Which Courts Deal With Civil Claims

Civil claims concern any dispute going before a court or a tribunal other than crime, matrimonial, family and employment disputes. These commonly arise where someone accuses someone else of acting unlawfully rather than illegally. There are two main civil courts in England and Wales, the County Court and High Court. The vast bulk of civil disputes proceed through the County Court, the High Court only dealing with ?? (gap) or high value claims.

The County Court is divided into three parts known as tracks. Normally for claims up to £10,000 in value where there is no particular complexity the case will be dealt with in the small claims track. This involves simpler procedure leading to a one or two hour hearing before a District Judge who makes his or her decision and any orders on the day.
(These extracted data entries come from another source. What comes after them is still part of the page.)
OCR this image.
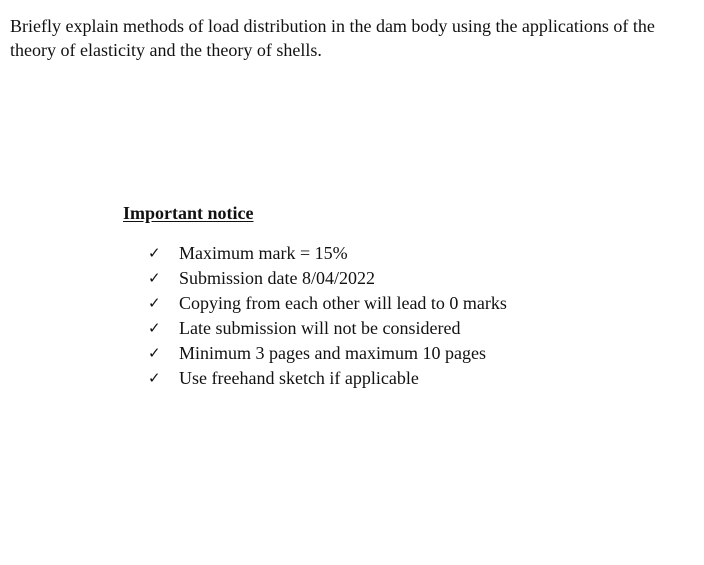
Briefly explain methods of load distribution in the dam body using the applications of the theory of elasticity and the theory of shells.

Important notice
✓	Maximum mark = 15%
✓	Submission date 8/04/2022
✓	Copying from each other will lead to 0 marks
✓	Late submission will not be considered
✓	Minimum 3 pages and maximum 10 pages
✓	Use freehand sketch if applicable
Claims worth between £10,000 and £25,000 normally proceed in the fastrak where a timetable is set for relevant documents to be disclosed, statements to be exchanged, any experts to provide their reports and then a final hearing of up to a day. Claims which are more complex, of higher value or likely to require significantly more than one day are normally dealt with in the multi-track. This involves a similar procedure to the fastrak but the proceedings will tend to take twice as long. Often these cases are heard at the end by a Circuit Judge rather than a District Judge. Once a defence has been filed the court will decide which track is appropriate and will set deadlines accordingly.

In practice the County Court deals with almost all personal injury claims, neighbour and boundary disputes, mortgage and tenancy repossessions, building disputes, nuisance and consumer matters and bankruptcy.

Cases concerning Wills and Estates, trademark and copyright, commercial contracts, defamation and libel, judicial review as well as particularly high value and complex matters are generally dealt with in the High Court.

The way that the courts operate is primarily governed by the Civil Procedure Rules which are updated each year. There are also practice directions and specific guides for certain courts all of which are generally available on the internet.